Exhaustive searches vs sorting followed by binary search

Question

This is a direct quote from the textbook, Invitation to Computer Science by G. Michael Scneider and Judith L. Gersting.

At the end of Section 3.4.2, we talked about the tradeoff between using sequential search on an unsorted list as opposed to sorting the list and then using binary search. If the list size is n=100,000 about how many worst-case searches must be done before the second alternative is better in terms of number of comparisons?

I don't really get what the question is asking for.

Sequential search is of order (n) and binary is of order (lgn) which in any case lgn will always be less than n. And in this case n is already given so what am I supposed to find.
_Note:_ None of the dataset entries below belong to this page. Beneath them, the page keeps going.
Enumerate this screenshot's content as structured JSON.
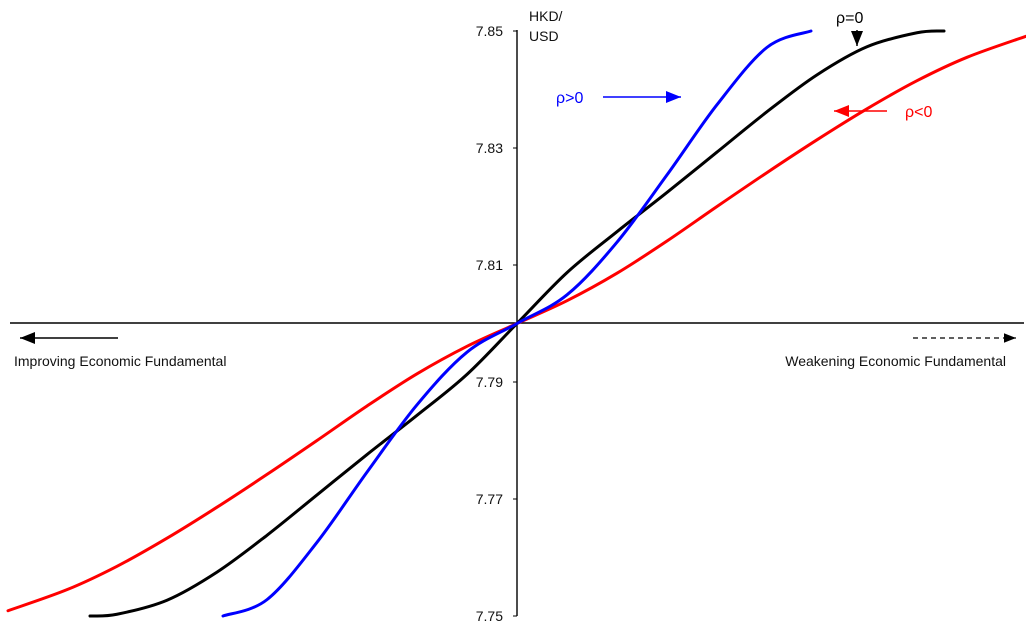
{
  "chart_data": {
    "type": "line",
    "title": "",
    "ylabel_lines": [
      "HKD/",
      "USD"
    ],
    "x_left_label": "Improving Economic Fundamental",
    "x_right_label": "Weakening Economic Fundamental",
    "ylim": [
      7.75,
      7.85
    ],
    "yticks": [
      7.75,
      7.77,
      7.79,
      7.81,
      7.83,
      7.85
    ],
    "ytick_labels": [
      "7.75",
      "7.77",
      "7.79",
      "7.81",
      "7.83",
      "7.85"
    ],
    "grid": false,
    "colors": {
      "blue": "#0000ff",
      "black": "#000000",
      "red": "#ff0000"
    },
    "series": [
      {
        "name": "ρ>0",
        "color": "#0000ff",
        "x": [
          -294,
          -250,
          -200,
          -150,
          -100,
          -50,
          0,
          50,
          100,
          150,
          200,
          250,
          294
        ],
        "y": [
          7.75,
          7.7528,
          7.7626,
          7.7746,
          7.7861,
          7.7951,
          7.8,
          7.8049,
          7.8139,
          7.8254,
          7.8374,
          7.8472,
          7.85
        ]
      },
      {
        "name": "ρ=0",
        "color": "#000000",
        "x": [
          -427,
          -400,
          -350,
          -300,
          -250,
          -200,
          -150,
          -100,
          -50,
          0,
          50,
          100,
          150,
          200,
          250,
          300,
          350,
          400,
          427
        ],
        "y": [
          7.75,
          7.7503,
          7.7527,
          7.7575,
          7.7638,
          7.7707,
          7.7776,
          7.7843,
          7.7913,
          7.8,
          7.8087,
          7.8157,
          7.8224,
          7.8293,
          7.8362,
          7.8425,
          7.8473,
          7.8497,
          7.85
        ]
      },
      {
        "name": "ρ<0",
        "color": "#ff0000",
        "x": [
          -509,
          -450,
          -400,
          -350,
          -300,
          -250,
          -200,
          -150,
          -100,
          -50,
          0,
          50,
          100,
          150,
          200,
          250,
          300,
          350,
          400,
          450,
          509
        ],
        "y": [
          7.7509,
          7.7545,
          7.7585,
          7.7633,
          7.7686,
          7.7742,
          7.78,
          7.7859,
          7.7914,
          7.7961,
          7.8,
          7.8039,
          7.8086,
          7.8141,
          7.82,
          7.8258,
          7.8314,
          7.8367,
          7.8415,
          7.8455,
          7.8491
        ]
      }
    ]
  }
}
This is one of my homework assignment but I don't really know what to do. Could anyone explain the question in plain English for me?

Answer 1

and binary is of order (lgn) which in any case lgn will always be less than n
This is where you're wrong. In assignment, you're asked to consider the cost of sorting array too.

Obviously, if you need only one search, first approach is better than sorting array and doing binary search: n < n*logn + logn. And you're asked, how many searches you need for second approach to become more effective.

End of hint.

Answer 2

The question is how to decide which approach to choose - to just use linear search or to sort and then use binary search.

If you only search a couple of times linear search is better - it is O(n), while sorting is already O(n*logn). If you search very often on the same collection sorting is better - searching multiple times can become O(n*n) but sorting and then searching with binary search is again O(n*logn) + NumberOfSearches*O(logn) which can be less or more than using linear search depending on how NumberOfSearches and n relate.

The task is to determine the exact value of NumberOfSearches (not the exact number, but a function of n) which will make one of the options preferable:

 NumberOfSearches * O(n) <> O(n*logn) + NumberOfSearches * O(logn)

don't forget that each O() can have a different constant value.